Probability = Sigmoid(Score)

This probability is our model’s confidence that the outcome is “Yes” (or the “1” class).

  • If the sigmoid output is 0.9, our model is 90% confident the answer is “Yes.”
  • If the sigmoid output is 0.1, our model is 10% confident the answer is “Yes” (or, equivalently, 90% confident the answer is “No”).

Making the Final Decision: The Threshold

To get our final “Yes” or “No” classification, we simply apply a decision threshold to this probability, which is usually set at 0.5.

  • If Probability >= 0.5, we predict “Yes” (Class 1).
  • If Probability < 0.5, we predict “No” (Class 0).

So, the entire process is:

  1. Calculate a linear score from the inputs and weights.
  2. Pass this score through the Sigmoid function to get a probability between 0 and 1.
  3. Apply a 0.5 threshold to this probability to make the final binary classification.

How Does It Learn? Minimizing “Surprise”

We can’t use Mean Squared Error (MSE) as our cost function anymore, because our predictions are now probabilities. Instead, for classification problems, we use a cost function rooted in information theory, like the Cross-Entropy Loss we discussed in Lecture 33.

The intuition is the same: the cost function measures how “surprised” our model is by the true answer. If the true answer is “Yes” (1) and our model confidently predicted a probability of 0.9, the surprise (cost) is low. If it predicted 0.1, the surprise (cost) is very high.

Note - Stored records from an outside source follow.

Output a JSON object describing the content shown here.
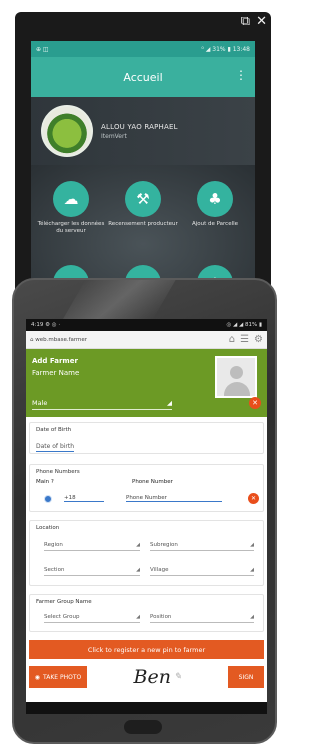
{
  "window": {
    "icon_names": [
      "external-window-icon",
      "close-icon"
    ],
    "close_glyph": "✕",
    "pop_glyph": "⧉"
  },
  "back_app": {
    "status_left": "⊕ ◫",
    "status_right": "⁰ ◢ 31% ▮ 13:48",
    "title": "Accueil",
    "menu_glyph": "⋮",
    "user_name": "ALLOU YAO RAPHAEL",
    "user_org": "ItemVert",
    "tiles": [
      {
        "label": "Télécharger les données du serveur",
        "icon": "cloud-download-icon"
      },
      {
        "label": "Recensement producteur",
        "icon": "farmer-icon"
      },
      {
        "label": "Ajout de Parcelle",
        "icon": "field-icon"
      },
      {
        "label": "",
        "icon": "cloud-upload-icon"
      },
      {
        "label": "",
        "icon": "form-icon"
      },
      {
        "label": "",
        "icon": "tree-icon"
      }
    ]
  },
  "front_app": {
    "status_left": "4:19 ⚙ ◎ ·",
    "status_right": "◎ ◢ ◢ 81% ▮",
    "url": "⌂ web.mbase.farmer",
    "header": {
      "title": "Add Farmer",
      "name": "Farmer Name",
      "gender": "Male"
    },
    "card_birth": {
      "label": "Date of Birth",
      "value": "Date of birth"
    },
    "card_phone": {
      "label": "Phone Numbers",
      "main_label": "Main ?",
      "number_label": "Phone Number",
      "prefix": "+18",
      "number_value": "Phone Number"
    },
    "card_location": {
      "label": "Location",
      "fields": [
        "Region",
        "Subregion",
        "Section",
        "Village"
      ]
    },
    "card_group": {
      "label": "Farmer Group Name",
      "fields": [
        "Select Group",
        "Position"
      ]
    },
    "action_button": "Click to register a new pin to farmer",
    "photo_button": "TAKE PHOTO",
    "signature": "Ben",
    "sign_button": "SIGN"
  },
  "colors": {
    "teal": "#3ab09e",
    "green": "#6c9a25",
    "orange": "#e35a22",
    "blue": "#3a78c9"
  }
}
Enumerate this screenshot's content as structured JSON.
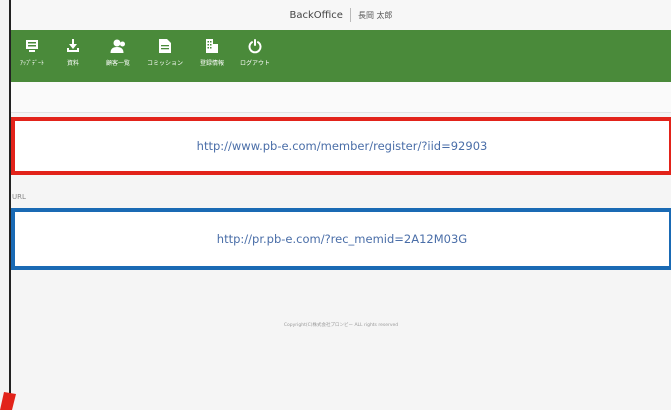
{
  "header": {
    "app_name": "BackOffice",
    "user_name": "長岡 太郎"
  },
  "nav": [
    {
      "label": "ｱｯﾌﾟﾃﾞｰﾄ",
      "icon": "monitor-icon"
    },
    {
      "label": "資料",
      "icon": "download-icon"
    },
    {
      "label": "顧客一覧",
      "icon": "users-icon"
    },
    {
      "label": "コミッション",
      "icon": "document-icon"
    },
    {
      "label": "登録情報",
      "icon": "building-icon"
    },
    {
      "label": "ログアウト",
      "icon": "power-icon"
    }
  ],
  "links": {
    "register_url": "http://www.pb-e.com/member/register/?iid=92903",
    "url_label": "URL",
    "rec_url": "http://pr.pb-e.com/?rec_memid=2A12M03G"
  },
  "footer": {
    "copyright": "Copyright(C)株式会社プロンビー ALL rights reserved"
  },
  "colors": {
    "nav_bg": "#4a8a3a",
    "red_border": "#e2231a",
    "blue_border": "#1a6ab4",
    "link": "#4a6ea8"
  }
}
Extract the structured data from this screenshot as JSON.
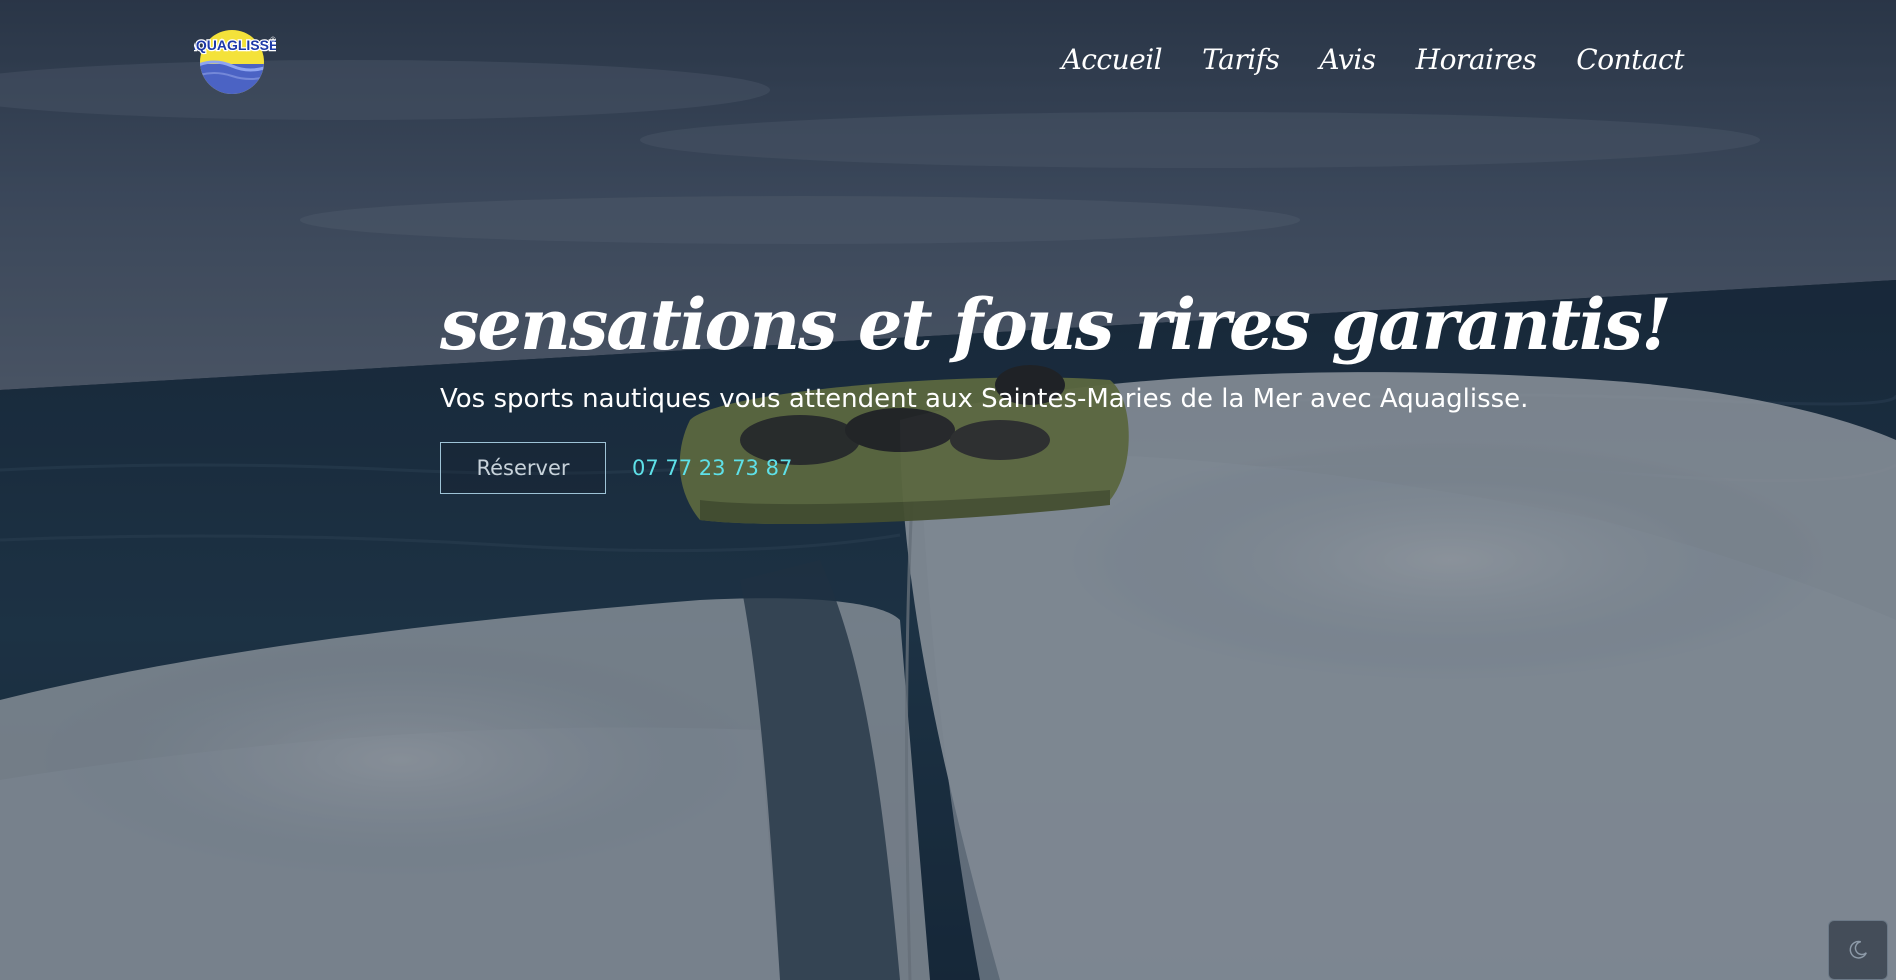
{
  "logo": {
    "text": "AQUAGLISSE",
    "registered": "®",
    "icon": "aquaglisse-logo"
  },
  "nav": {
    "items": [
      {
        "label": "Accueil"
      },
      {
        "label": "Tarifs"
      },
      {
        "label": "Avis"
      },
      {
        "label": "Horaires"
      },
      {
        "label": "Contact"
      }
    ]
  },
  "hero": {
    "title": "sensations et fous rires garantis!",
    "subtitle": "Vos sports nautiques vous attendent aux Saintes-Maries de la Mer avec Aquaglisse.",
    "reserve_label": "Réserver",
    "phone": "07 77 23 73 87"
  },
  "theme_toggle": {
    "icon": "moon-icon"
  },
  "colors": {
    "accent": "#5ee0e8",
    "button_border": "#9ec3d6",
    "text": "#ffffff",
    "logo_yellow": "#f4e23a",
    "logo_blue": "#4b63c4"
  }
}
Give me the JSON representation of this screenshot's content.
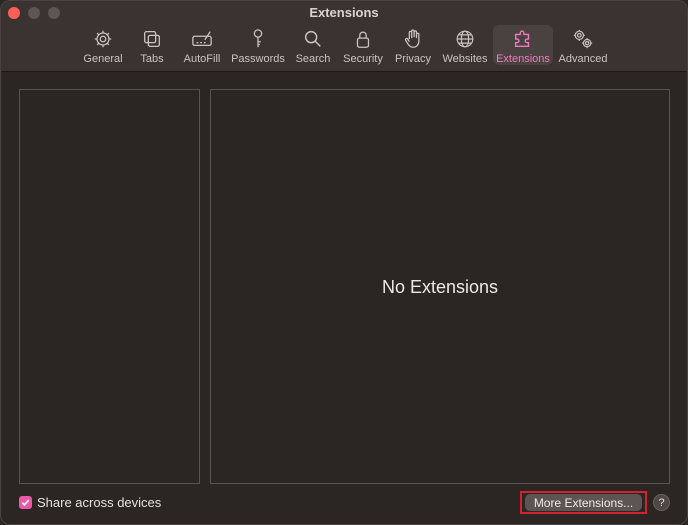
{
  "window": {
    "title": "Extensions"
  },
  "tabs": [
    {
      "label": "General",
      "icon": "gear-icon"
    },
    {
      "label": "Tabs",
      "icon": "tabs-icon"
    },
    {
      "label": "AutoFill",
      "icon": "autofill-icon"
    },
    {
      "label": "Passwords",
      "icon": "key-icon"
    },
    {
      "label": "Search",
      "icon": "search-icon"
    },
    {
      "label": "Security",
      "icon": "lock-icon"
    },
    {
      "label": "Privacy",
      "icon": "hand-icon"
    },
    {
      "label": "Websites",
      "icon": "globe-icon"
    },
    {
      "label": "Extensions",
      "icon": "puzzle-icon",
      "active": true
    },
    {
      "label": "Advanced",
      "icon": "gears-icon"
    }
  ],
  "main": {
    "empty_message": "No Extensions"
  },
  "footer": {
    "share_label": "Share across devices",
    "share_checked": true,
    "more_button": "More Extensions...",
    "help": "?"
  },
  "colors": {
    "accent": "#e85aa6",
    "highlight_outline": "#d1222d"
  }
}
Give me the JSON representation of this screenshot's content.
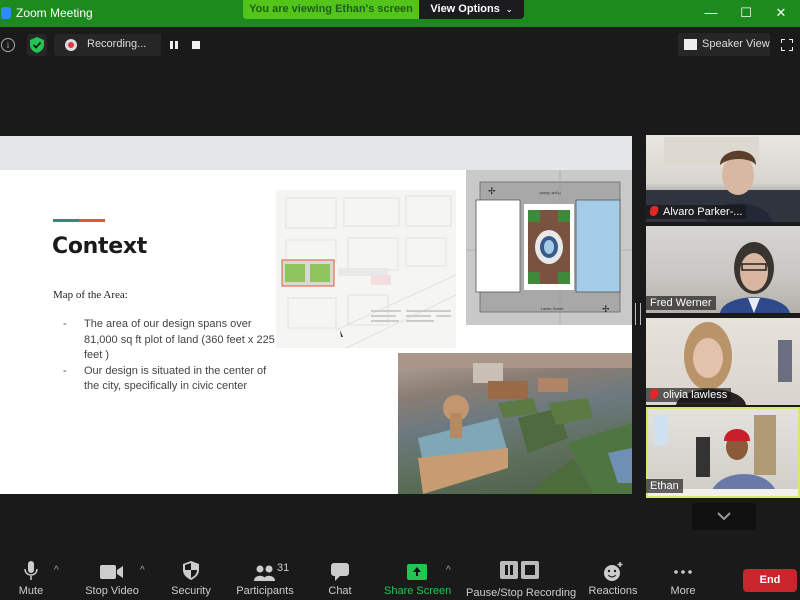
{
  "window": {
    "app_title": "Zoom Meeting",
    "viewing_banner": "You are viewing Ethan's screen",
    "view_options_label": "View Options",
    "minimize": "—",
    "maximize": "☐",
    "close": "✕"
  },
  "topbar": {
    "info_icon": "i",
    "recording_label": "Recording...",
    "speaker_view_label": "Speaker View"
  },
  "slide": {
    "title": "Context",
    "subtitle": "Map of the Area:",
    "accent_colors": [
      "#2e8a7a",
      "#e05a2f"
    ],
    "bullets": [
      "The area of our design spans over 81,000 sq ft plot of land (360 feet x 225 feet )",
      "Our design is situated in the center of the city, specifically in civic center"
    ],
    "bullet_marker": "-",
    "plan_street_top": "Hyde Street",
    "plan_street_bottom": "Larkin Street"
  },
  "participants": [
    {
      "name": "Alvaro Parker-...",
      "muted": true
    },
    {
      "name": "Fred Werner",
      "muted": false
    },
    {
      "name": "olivia lawless",
      "muted": true
    },
    {
      "name": "Ethan",
      "muted": false,
      "active_speaker": true
    }
  ],
  "toolbar": {
    "mute": "Mute",
    "stop_video": "Stop Video",
    "security": "Security",
    "participants": "Participants",
    "participants_count": "31",
    "chat": "Chat",
    "share_screen": "Share Screen",
    "pause_stop_recording": "Pause/Stop Recording",
    "reactions": "Reactions",
    "more": "More",
    "end": "End"
  },
  "colors": {
    "titlebar_green": "#1d8a1d",
    "banner_green": "#52c41a",
    "share_green": "#23c552",
    "end_red": "#c8262c",
    "active_speaker_border": "#d7e86a"
  }
}
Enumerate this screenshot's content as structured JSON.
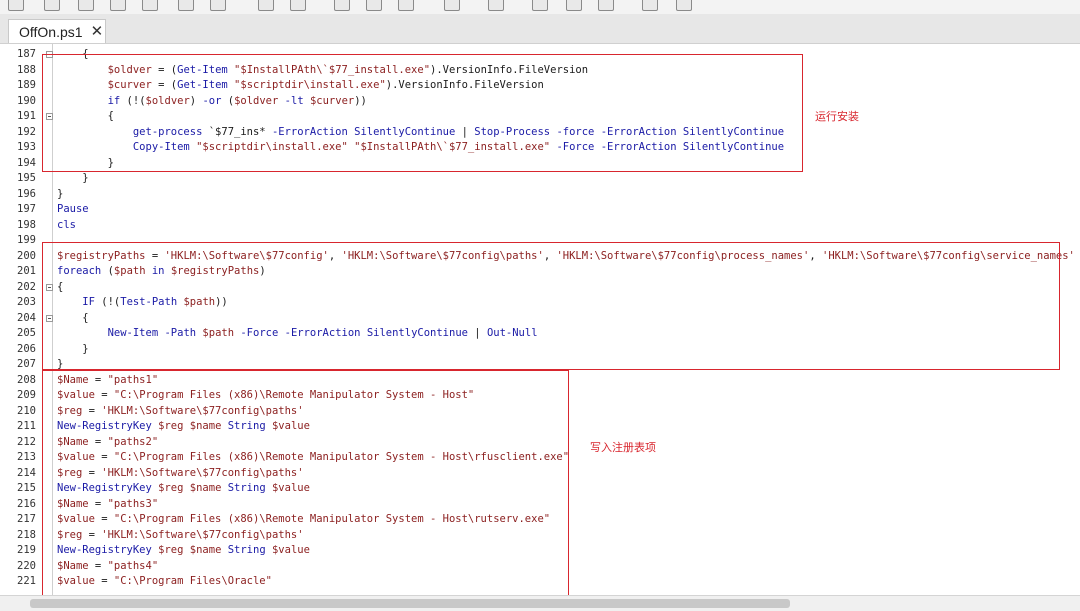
{
  "tab": {
    "title": "OffOn.ps1",
    "close_glyph": "✕"
  },
  "annotations": {
    "install": "运行安装",
    "registry": "写入注册表项"
  },
  "lines": [
    {
      "n": "187",
      "fold": true,
      "code": "    {"
    },
    {
      "n": "188",
      "fold": false,
      "code": "        $oldver = (Get-Item \"$InstallPAth\\`$77_install.exe\").VersionInfo.FileVersion"
    },
    {
      "n": "189",
      "fold": false,
      "code": "        $curver = (Get-Item \"$scriptdir\\install.exe\").VersionInfo.FileVersion"
    },
    {
      "n": "190",
      "fold": false,
      "code": "        if (!($oldver) -or ($oldver -lt $curver))"
    },
    {
      "n": "191",
      "fold": true,
      "code": "        {"
    },
    {
      "n": "192",
      "fold": false,
      "code": "            get-process `$77_ins* -ErrorAction SilentlyContinue | Stop-Process -force -ErrorAction SilentlyContinue"
    },
    {
      "n": "193",
      "fold": false,
      "code": "            Copy-Item \"$scriptdir\\install.exe\" \"$InstallPAth\\`$77_install.exe\" -Force -ErrorAction SilentlyContinue"
    },
    {
      "n": "194",
      "fold": false,
      "code": "        }"
    },
    {
      "n": "195",
      "fold": false,
      "code": "    }"
    },
    {
      "n": "196",
      "fold": false,
      "code": "}"
    },
    {
      "n": "197",
      "fold": false,
      "code": "Pause"
    },
    {
      "n": "198",
      "fold": false,
      "code": "cls"
    },
    {
      "n": "199",
      "fold": false,
      "code": ""
    },
    {
      "n": "200",
      "fold": false,
      "code": "$registryPaths = 'HKLM:\\Software\\$77config', 'HKLM:\\Software\\$77config\\paths', 'HKLM:\\Software\\$77config\\process_names', 'HKLM:\\Software\\$77config\\service_names'"
    },
    {
      "n": "201",
      "fold": false,
      "code": "foreach ($path in $registryPaths)"
    },
    {
      "n": "202",
      "fold": true,
      "code": "{"
    },
    {
      "n": "203",
      "fold": false,
      "code": "    IF (!(Test-Path $path))"
    },
    {
      "n": "204",
      "fold": true,
      "code": "    {"
    },
    {
      "n": "205",
      "fold": false,
      "code": "        New-Item -Path $path -Force -ErrorAction SilentlyContinue | Out-Null"
    },
    {
      "n": "206",
      "fold": false,
      "code": "    }"
    },
    {
      "n": "207",
      "fold": false,
      "code": "}"
    },
    {
      "n": "208",
      "fold": false,
      "code": "$Name = \"paths1\""
    },
    {
      "n": "209",
      "fold": false,
      "code": "$value = \"C:\\Program Files (x86)\\Remote Manipulator System - Host\""
    },
    {
      "n": "210",
      "fold": false,
      "code": "$reg = 'HKLM:\\Software\\$77config\\paths'"
    },
    {
      "n": "211",
      "fold": false,
      "code": "New-RegistryKey $reg $name String $value"
    },
    {
      "n": "212",
      "fold": false,
      "code": "$Name = \"paths2\""
    },
    {
      "n": "213",
      "fold": false,
      "code": "$value = \"C:\\Program Files (x86)\\Remote Manipulator System - Host\\rfusclient.exe\""
    },
    {
      "n": "214",
      "fold": false,
      "code": "$reg = 'HKLM:\\Software\\$77config\\paths'"
    },
    {
      "n": "215",
      "fold": false,
      "code": "New-RegistryKey $reg $name String $value"
    },
    {
      "n": "216",
      "fold": false,
      "code": "$Name = \"paths3\""
    },
    {
      "n": "217",
      "fold": false,
      "code": "$value = \"C:\\Program Files (x86)\\Remote Manipulator System - Host\\rutserv.exe\""
    },
    {
      "n": "218",
      "fold": false,
      "code": "$reg = 'HKLM:\\Software\\$77config\\paths'"
    },
    {
      "n": "219",
      "fold": false,
      "code": "New-RegistryKey $reg $name String $value"
    },
    {
      "n": "220",
      "fold": false,
      "code": "$Name = \"paths4\""
    },
    {
      "n": "221",
      "fold": false,
      "code": "$value = \"C:\\Program Files\\Oracle\""
    }
  ]
}
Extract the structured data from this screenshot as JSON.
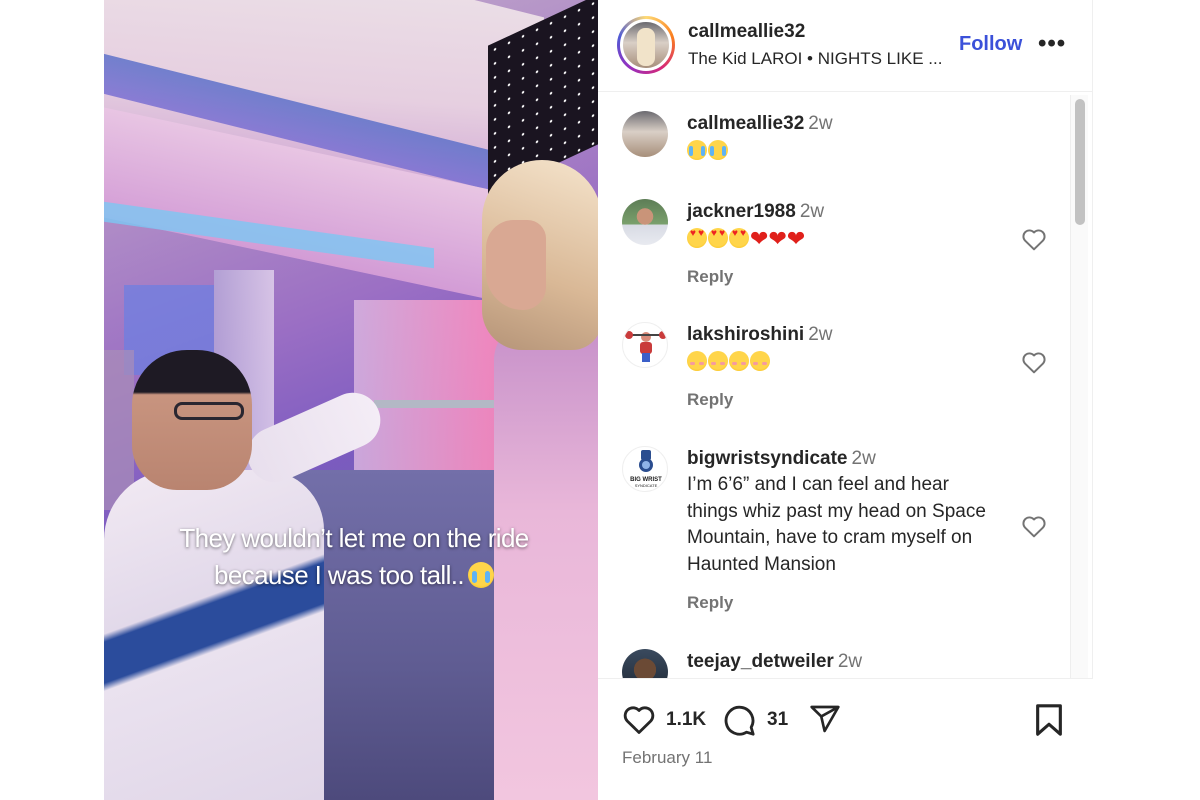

We then use Gradient Descent, just as before, to find the weights (w) and bias (b) that minimize this cross-entropy cost across our entire dataset. The model learns to adjust its internal linear equation so that when fed through the sigmoid, the resulting probabilities are as close as possible to the true outcomes.

Logistic Regression is the foundational algorithm for classification. It beautifully combines the linear model we already know with a clever non-linear “squashing” function to turn a simple score into a meaningful probability, forming the basis for many more complex classification models in AI.